Robert Redford joined members of Congress and a coalition of environmental, preservation and business groups in an effort to stop the Bureau of Land Management from auctioning Utah wilderness to oil and gas companies last month.
The 72-year-old actor joined groups such as the Natural Resources Defense Council (NRDC), the Southern Utah Wilderness Alliance, and Earthjustice in announcing that they are taking legal action against the Bureau of Land Management to halt the leasing of more than 110,000 acres of land near Arches and Canyonlands National Parks, Dinosaur National Monument, and Nine Mile Canyon.
“You can’t put a price on silence or solitude,” said Redford, who is also an NRDC trustee. “Future generations deserve to experience the wildness and beauty of these lands, and to leave them as a legacy to generations that follow.”
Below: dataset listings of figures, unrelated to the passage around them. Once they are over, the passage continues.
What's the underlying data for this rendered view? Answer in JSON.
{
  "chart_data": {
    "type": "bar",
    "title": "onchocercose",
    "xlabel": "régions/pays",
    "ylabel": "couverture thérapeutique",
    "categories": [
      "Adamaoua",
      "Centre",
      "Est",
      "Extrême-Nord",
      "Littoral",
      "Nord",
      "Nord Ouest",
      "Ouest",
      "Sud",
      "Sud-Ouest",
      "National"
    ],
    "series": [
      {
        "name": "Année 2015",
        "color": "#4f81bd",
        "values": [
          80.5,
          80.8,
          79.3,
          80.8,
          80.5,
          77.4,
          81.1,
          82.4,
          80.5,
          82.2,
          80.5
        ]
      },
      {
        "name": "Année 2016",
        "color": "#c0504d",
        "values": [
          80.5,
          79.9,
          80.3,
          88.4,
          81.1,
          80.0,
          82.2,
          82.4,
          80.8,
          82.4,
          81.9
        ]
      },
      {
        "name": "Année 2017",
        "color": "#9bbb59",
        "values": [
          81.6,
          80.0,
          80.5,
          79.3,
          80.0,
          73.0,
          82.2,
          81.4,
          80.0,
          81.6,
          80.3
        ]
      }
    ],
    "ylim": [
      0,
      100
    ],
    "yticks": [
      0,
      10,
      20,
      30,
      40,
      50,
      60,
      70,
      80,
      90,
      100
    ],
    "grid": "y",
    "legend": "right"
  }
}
The Utah Bureau of Land Management has conducted a series of controversial lease sales throughout the Bush administration, but the upcoming sale has been unusually contentious because of the sensitivity of the wilderness lands and because BLM inadequately consulted with the National Park Service.
“Words alone cannot do justice to the beauty of these places, but they do capture the absurdity of the Bush plan,” said Redford. “Oil and gas drilling in Desolation Canyon? Industrial development along the meandering Green River? The thought makes one wince. Utah’s Red Rock country is one of America’s few remaining wilderness treasures. It’s our land, it’s our legacy, but will it still be here for our children and grandchildren?”